The timing controller 180 supplies digital video data RGB which are supplied from a scaler (not shown) for processing an image to the data driver 120. Herein, the scaler (not shown) for processing an image is included in a system such as a TV set or a computer monitor, etc. Furthermore, the timing controller 190 generates a data driving control signal DCC and a gate driving control signal GDC using horizontal/vertical synchronizing signals H and V in response to a clock signal CLK to supply them to the data driver 120 and the gate driver 190, respectively. Herein, the data driving control signal DDC includes a source shift clock SSC, a source start pulse SSP, a polarity control signal POL, and a source output enable signal SOE, etc. The gate driving control signal GDC includes a gate shift clock GSC, a gate start pulse GSP, and a gate output enable signal GOE, etc.
The gate driver 190 sequentially generates a scanning pulse, that is, a gate pulse in response to the gate driving control signal GDC which is supplied from the timing controller 180 to supply it to the gate lines GL1 to GLn. In this case, the gate driver 190 determines a high level voltage and a low level voltage of the scanning pulse in accordance with the gate high voltage VGH and the gate low voltage VGL, respectively. Herein, the gate high voltage VGH and the gate low voltage VGL are supplied from the gate driving voltage generator 170.

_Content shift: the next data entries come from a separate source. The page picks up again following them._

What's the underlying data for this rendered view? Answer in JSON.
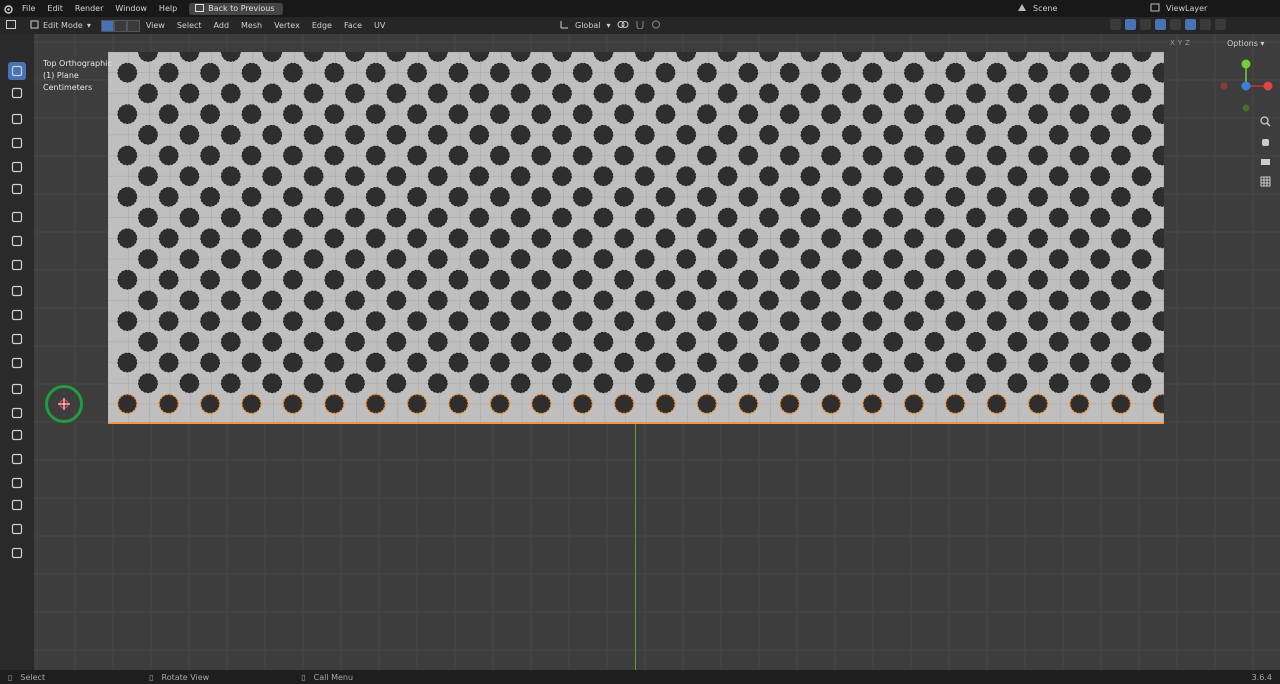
{
  "menubar": {
    "items": [
      "File",
      "Edit",
      "Render",
      "Window",
      "Help"
    ],
    "back_label": "Back to Previous",
    "scene": "Scene",
    "view_layer": "ViewLayer"
  },
  "header": {
    "mode": "Edit Mode",
    "menus": [
      "View",
      "Select",
      "Add",
      "Mesh",
      "Vertex",
      "Edge",
      "Face",
      "UV"
    ],
    "orientation": "Global",
    "options_label": "Options",
    "axis_toggles": [
      "X",
      "Y",
      "Z"
    ]
  },
  "viewport": {
    "view_name": "Top Orthographic",
    "object_label": "(1) Plane",
    "units": "Centimeters",
    "colors": {
      "background": "#3d3d3d",
      "mesh": "#bfbfbf",
      "holes": "#2e2e2e",
      "selected": "#ff8c1a",
      "y_axis": "#6a9a2a"
    }
  },
  "toolbar": {
    "tools": [
      "select-box-icon",
      "cursor-icon",
      "move-icon",
      "rotate-icon",
      "scale-icon",
      "transform-icon",
      "annotate-icon",
      "measure-icon",
      "add-cube-icon",
      "extrude-icon",
      "inset-icon",
      "bevel-icon",
      "loop-cut-icon",
      "knife-icon",
      "poly-build-icon",
      "spin-icon",
      "smooth-icon",
      "edge-slide-icon",
      "shrink-fatten-icon",
      "shear-icon",
      "rip-icon"
    ]
  },
  "statusbar": {
    "select": "Select",
    "rotate": "Rotate View",
    "call_menu": "Call Menu",
    "version": "3.6.4"
  }
}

When the related art liquid crystal display having such configurations is driven by a one dot inversion method as shown in FIG. 3, if the gate driver 190 sequentially supplies the scanning pulse to the plurality of gate lines GL1 to GLn as shown in FIG. 4, a polarity of an analog data voltage, which is supplied from the data driver, is alternately converted on the basis of the common voltage Vcom. Herein, the analog data voltage is supplied with the data driver 120. If a polarity of the data voltage is converted whenever the data line is supplied with a data voltage, a temperature within the data driver 120 is risen. As a result, the related art liquid crystal display has a disadvantage in that an internal circuit of the data driver 120 is degraded.